The Sunset Boys
    
      

Director: Leiduly Risan
Year: 1995
Country: Norway
Rating: 6.0
Aka - Pakten

Aka - Waiting for the Sunset

If death can be a happy ending, this has a big one. This is a Norwegian production but with two big American stars as well as a German, Swedish and yes even a Norwegian one. All of them fairly old when this film was made.  What begins as a simple premise - saying good-bye to a friend of many years - gets more and more complicated as well as more and more absurd and by the end sinks into a pool of pathos. Still, it is nice seeing all these well-known actors working together.  Robert Mitchum is perhaps the biggest name - at least in America - and it turned out to be his last feature film. Though he looks like he could play John Bunyan, he was to be dead two years later. The film is all about meeting death with civility and respect and with your friends around you bidding farewell with champagne. Not a bad way to go.

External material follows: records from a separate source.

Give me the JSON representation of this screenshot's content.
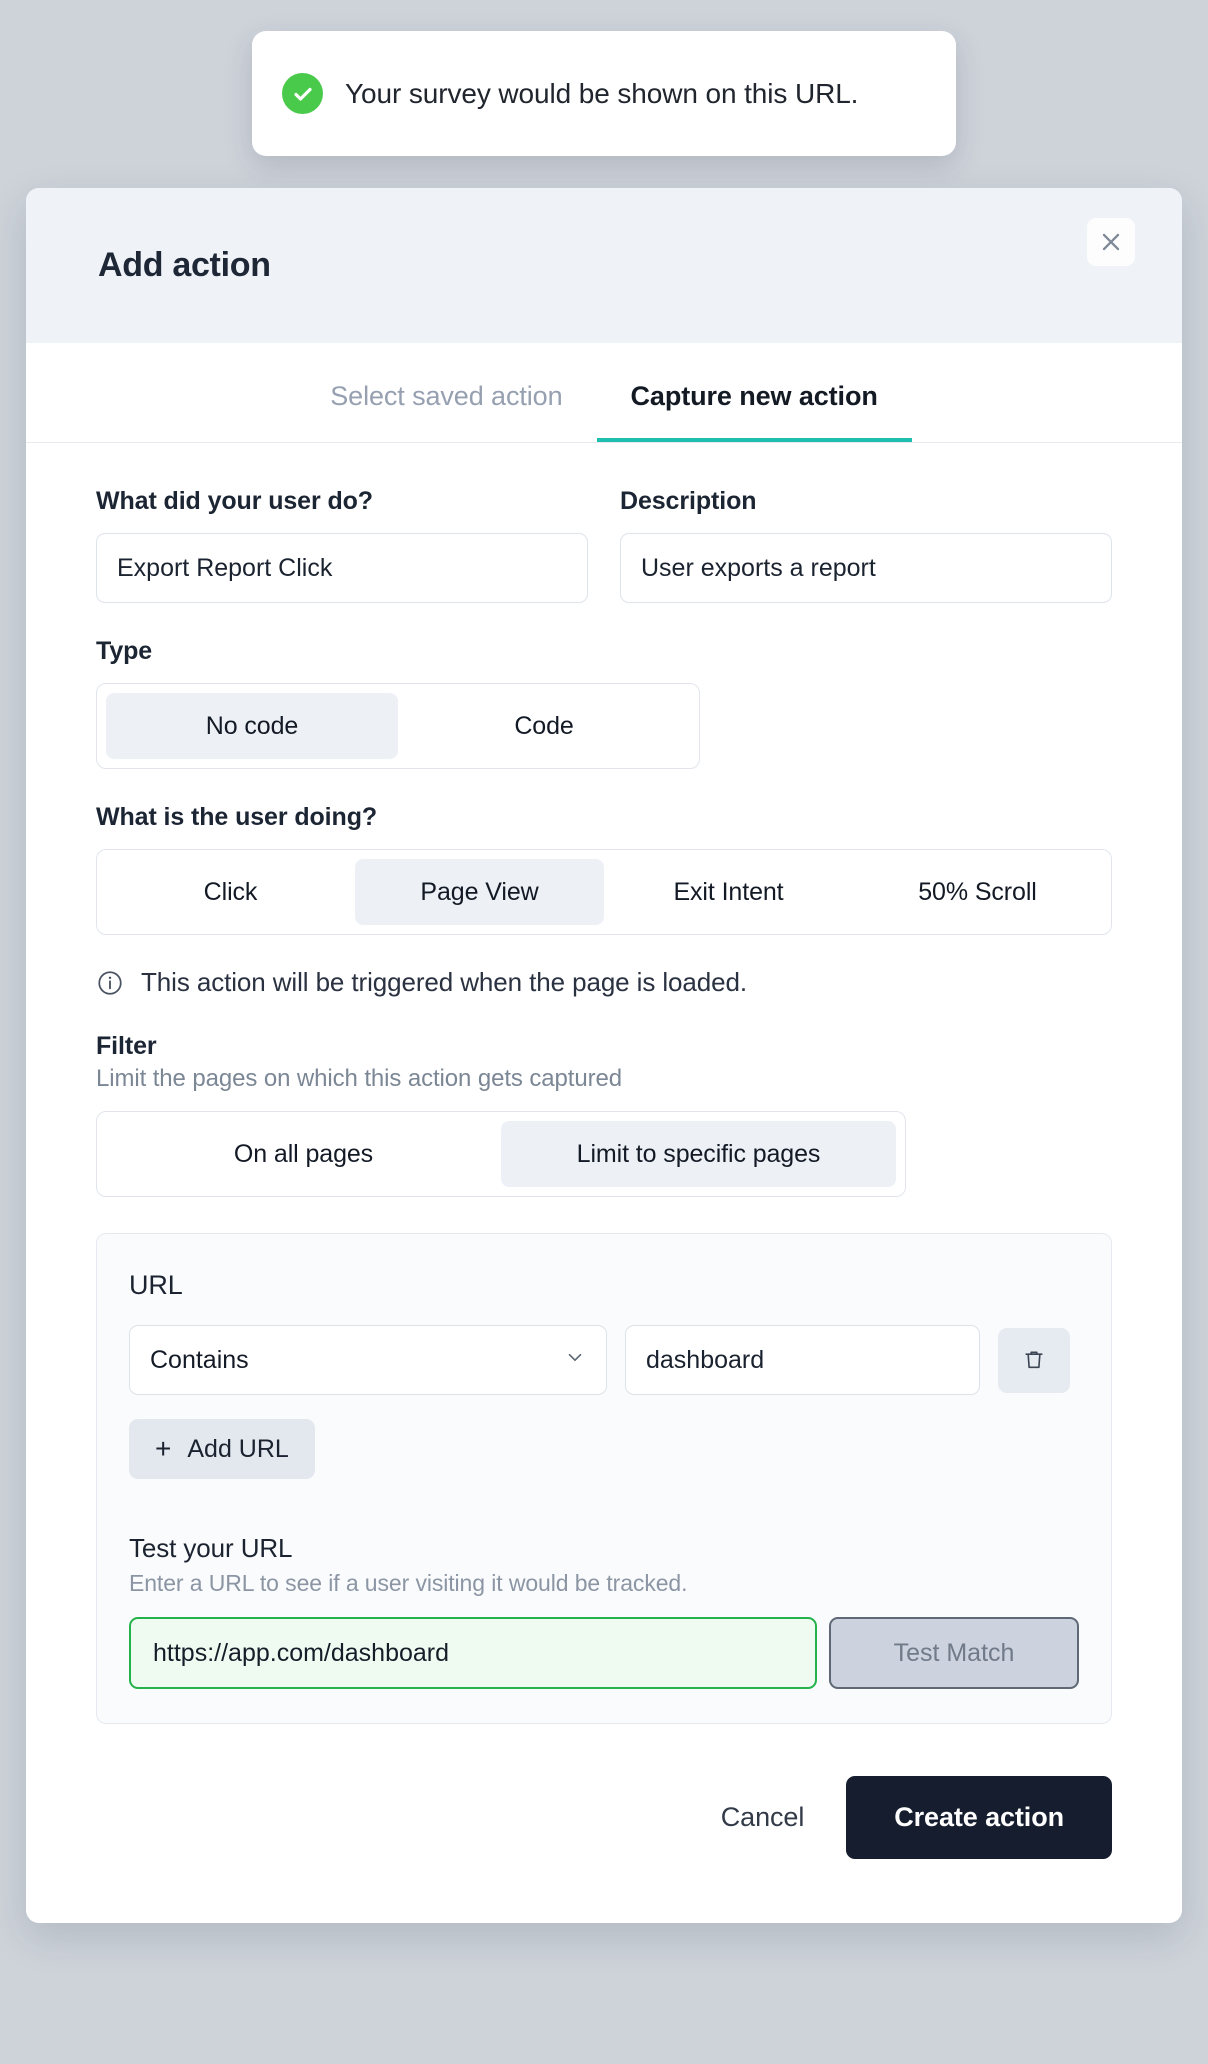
{
  "toast": {
    "icon": "check-circle-icon",
    "message": "Your survey would be shown on this URL.",
    "icon_color": "#49ca4b"
  },
  "modal": {
    "title": "Add action",
    "close_icon": "close-icon",
    "accent_color": "#1fbfb0",
    "tabs": [
      {
        "label": "Select saved action",
        "active": false
      },
      {
        "label": "Capture new action",
        "active": true
      }
    ],
    "fields": {
      "action_name": {
        "label": "What did your user do?",
        "value": "Export Report Click",
        "placeholder": "What did your user do?"
      },
      "description": {
        "label": "Description",
        "value": "User exports a report",
        "placeholder": "Description"
      }
    },
    "type": {
      "label": "Type",
      "options": [
        "No code",
        "Code"
      ],
      "selected": "No code"
    },
    "trigger": {
      "label": "What is the user doing?",
      "options": [
        "Click",
        "Page View",
        "Exit Intent",
        "50% Scroll"
      ],
      "selected": "Page View"
    },
    "info": {
      "icon": "info-icon",
      "text": "This action will be triggered when the page is loaded."
    },
    "filter": {
      "label": "Filter",
      "sub_label": "Limit the pages on which this action gets captured",
      "options": [
        "On all pages",
        "Limit to specific pages"
      ],
      "selected": "Limit to specific pages"
    },
    "url_card": {
      "title": "URL",
      "match_type": {
        "value": "Contains",
        "chevron_icon": "chevron-down-icon"
      },
      "url_value": {
        "value": "dashboard",
        "placeholder": "dashboard"
      },
      "delete_icon": "trash-icon",
      "add_url": {
        "label": "Add URL",
        "icon": "plus-icon"
      },
      "test": {
        "title": "Test your URL",
        "sub_title": "Enter a URL to see if a user visiting it would be tracked.",
        "input_value": "https://app.com/dashboard",
        "input_placeholder": "https://app.com/dashboard",
        "button_label": "Test Match",
        "input_border_color": "#26b24b"
      }
    },
    "footer": {
      "cancel_label": "Cancel",
      "create_label": "Create action"
    }
  }
}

It begins with three friends spreading the ashes of a fourth friend on a lake. The four of them had been friends since they studied medicine in Heidelberg before the war. Bogan (Mitchum) is from America, Roth (Cliff Robertson) also from America, August (Erland Josephson - in many of Bergman's films) from Sweden and the dead man Carl (Espen Skjønberg - a very respected Norwegian actor). Thus, it isn't really a spoiler saying that he dies. The film then flashes back a few weeks to get to this point. It is rather silly really but sweet. Carl has a heart attack and is in the hospital when his three friends kidnap him and take him to Heidelberg to die.



They make the mistake of asking for any last wishes. Yes. Just one. I would like the woman I loved 60 years ago to sing "O mio babbino caro" from Puccini's opera as the sun sets on Heidelberg.  What could be simpler. Truly, one of the most perfect songs ever. It always brings me nearly to tears and I have no idea what it means. Well, sure why don't we track down this woman and politely ask her. She should only be about 80 years old. Couldn't you just ask for a stripper?  It gets very complicated as they scurry around from graveyards to newspaper offices tracking her down - and are clearly in a hurry because he looks like he could pop off at any moment. But it gets even murkier as they run into old history and the Nazis. The German star is the wonderful Hanna Schygulla who plays the daughter of his old love. I am only surprised that the English title wasn't Grumpiest Old Men.